The big picture: We should enable the necessary number of people who can work from home during COVID-19. While remote work is effective, a core group at the NSA, CIA, military intelligence, and other agencies must be physically present to access real-time sensitive/classified information – potentially risking their own health as well as the health of other key personnel. The strongest forms of encryption available today — based on quantum physics, not mathematical algorithms — can make even the most sensitive communications “hack proof.” Before critical compromises occur, we need to deploy quantum encryption across our government to protect our people and national security.

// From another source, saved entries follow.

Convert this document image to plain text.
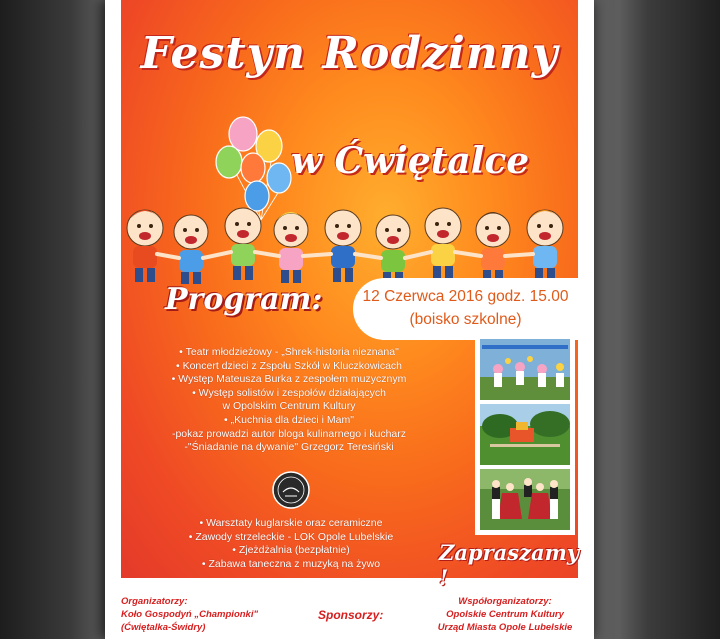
Festyn Rodzinny
w Ćwiętalce
Program:	12 Czerwca 2016 godz. 15.00
(boisko szkolne)
• Teatr młodzieżowy - „Shrek-historia nieznana"
• Koncert dzieci z Zspołu Szkół w Kluczkowicach
• Występ Mateusza Burka z zespołem muzycznym
• Występ solistów i zespołów działających
w Opolskim Centrum Kultury
• „Kuchnia dla dzieci i Mam"
-pokaz prowadzi autor bloga kulinarnego i kucharz
-"Śniadanie na dywanie" Grzegorz Teresiński
• Warsztaty kuglarskie oraz ceramiczne
• Zawody strzeleckie - LOK Opole Lubelskie
• Zjeżdżalnia (bezpłatnie)
• Zabawa taneczna z muzyką na żywo	Zapraszamy !
Organizatorzy:
Koło Gospodyń „Championki"
(Ćwiętalka-Świdry)
Sponsorzy:
Współorganizatorzy:
Opolskie Centrum Kultury
Urząd Miasta Opole Lubelskie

Reality check:  In 1999/2000, I was responsible for the Department of the Navy Y2K remediation efforts to ensure the Navy and Marine Corps could perform their security mission seamlessly as the clocks rolled over to 2000. In that role, and subsequently the Department of Homeland Security roles that followed, I realized that nation states and sophisticated criminal actors with strong enough computers and time can crack encryption algorithms. Our toughest encryption methods protecting vital communications are threatened by advancements in quantum computing. Today, our adversaries are currently stealing encrypted data and stockpiling it for the time when they can use quantum computing to decrypt it (for example, the 2015 OPM hack).

The bottom line: The Covid-19 pandemic is a wake-up call. The government needs remote work options for those in the most sensitive positions equipped with the highest form of secure and reliable communications available today. U.S. intelligence agencies should continue to be leaders in deploying next-generation, unbreakable encryption. Such encryption should be ruled by the laws of quantum mechanics, such as Quantum Key Distribution (QKD), to ensure that those at the highest levels of government, sworn to protect our country, can do their jobs safely and securely during crises with the most reliable, ultra-secure, and hack-proof method of encryption available.

What’s next: Enabling remote work capabilities for national security personnel and activities with secure, reliable, failsafe, quantum encryption.

The Honorable Jay M. Cohen is a retired Rear Admiral of the United States Navy and former Under Secretary of Homeland Security for Science and Technology at the U.S. Department of Homeland Security. In the private sector he offers security and risk management advisory services to established companies and pro bono counsel to startups like Quantum Xchange.